For the simple reason that cost creates division. It creates inclusion and exclusion. Those that can afford are included, those that can't are excluded. This is not unique to baby classes of course, it's found throughout society, I just happen to be experiencing it in the shape of baby classes at the moment.
Here is where I seem to run into high school peer pressure all over again. Except now it would probably be labelled societal pressure. It's not as overt as wearing labels, smoking, drinking etc. like at high school. It is a very subliminal message. No one says it out loud, or at least I've never heard it, but the message is there (or at least I'm pretty sure it is, otherwise I may just be imagining it all!). The message is simple:
If you are a good Mum you would take your baby to a baby class because baby classes help their development and a good Mum considers their baby worth the cost.
There it is. I've said it. It's out there.
Does this mean that if I don't take my baby to one of these baby classes then I am a bad Mum? I do not value their development? I do not think my baby is worth paying the money for?
I suppose I run into this pressure a bit more because I live in an area where some people, not all, have disposable income to spend on such classes. They choose to spend their money on these classes because their desire is to aid their baby's development and that is a good desire. They do the best that they can as a Mum.
My husband and I are not in this position though. We do not have much disposable income. Now that I am a stay at home mum we are drawing on savings as unfortunately my husband's wage does not cover our living costs (and we do not live excessively). This is our choice though. I could go back to work but at this point in time, we choose to sacrifice a double wage to know that one of us is at home with our daughter. I'm not complaining about this, it is what it is.
Despite our choice, it does not take away the pressure I feel. I want to be a good Mum. I want to do what is best for my baby. We are fortunate enough to have received money at Christmas which we use to pay for swimming classes. These were a priority to us because we want our daughter to love water and be safe around water. I realise that they are a luxury though and that there are many people who can not afford them (hence my mixed feelings towards swimming classes mentioned earlier).
When it comes to any other classes though, well we simply can't afford them. It's not like we are completely broke. We have enough to have cars, food, clothes, a house etc. While we live on a very tight budget, potentially there are areas that we could sacrifice even more in. This leads to questions. Perhaps I should sacrifice my outing for coffee each week so that I can afford to take my baby to one of these baby classes? Perhaps we should go without an ice cream outing or takeaways and instead use the money for one of these classes?
These questions can quickly spiral out of control. They can lead to so many more questions and fears. What if I don't make these sacrifices? What if I don't take my baby to one of these classes and everyone else does, does that mean that in the future my baby will not be as smart as everyone else? Will they be disadvantaged because they have missed out and it's all my fault?
I realise that I need to stop. Stop thinking like this. Stop going down this path. Stop wasting all this energy. I need to step back and reevaluate some basic ideas.

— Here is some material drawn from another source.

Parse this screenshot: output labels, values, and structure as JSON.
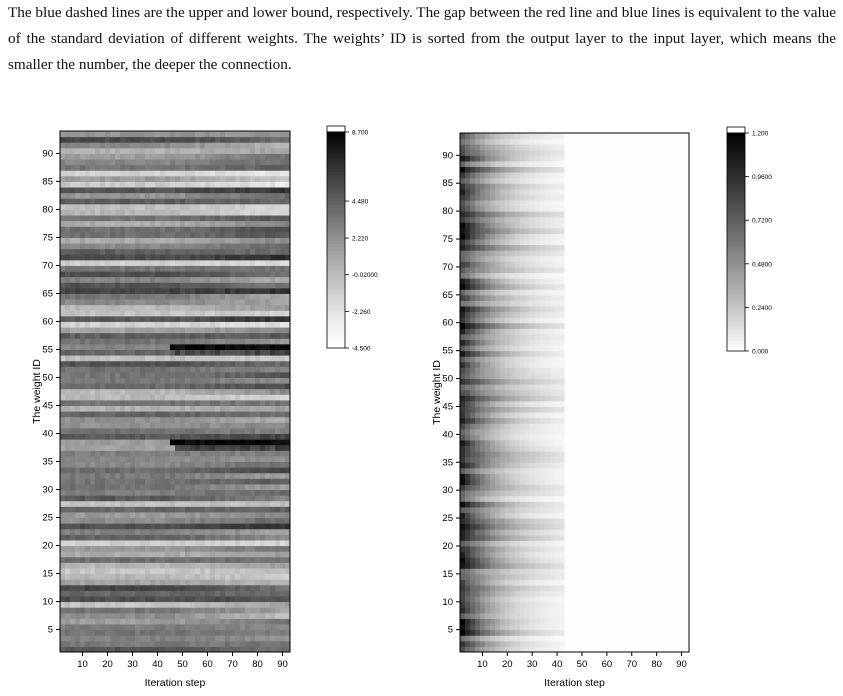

First of all, regardless or whether I take my baby to any classes, I am a good Mum. This is not up for debate. My baby is happy and healthy. My 'status' as a good Mum is not dependent on what classes I take her to.
Secondly, since when did a child need to attend a class to develop? Baby classes are only a recent phenomena. For centuries, children have developed into incredibly intelligent, well adjusted adults without having attended a baby class. I am not saying that classes are not beneficial, but they are not essential. You can be a good Mum without attending a single class. Playing with my child at home, taking her into the garden, taking her on a walk to the beach or around the corner to the park, these are all things that will aid her development.
Thirdly, every Mum, or the vast majority of Mum's anyway, want what is best for their child. There is no blanket rule as to what this looks like because everyone is unique. It might look like staying at home with your baby, it might be taking them to various classes, it might be returning to work in order to pay the bills and provide for them. The list is endless. My way of being a good Mum will look different to someone else's and that is okay (obviously I am not endorsing anything that causes harm of any sort to a child as this is NEVER good).
So where does this leave me? Well, my issue with baby classes has been unraveled. Will I still get frustrated at the phenomena of baby classes? Most probably, just in the same way as I get frustrated at many societal pressures I see operating on people. Now, however, I feel free from this pressure. I have identified it and I have taken away it's power by recognising that, as with so many pressures, the basis of the pressure holds no truth.
I am a good Mum.
I do not need to attend classes to be a good Mum.
However if I do choose to attend a class, it won't change anything. I will still be a good Mum.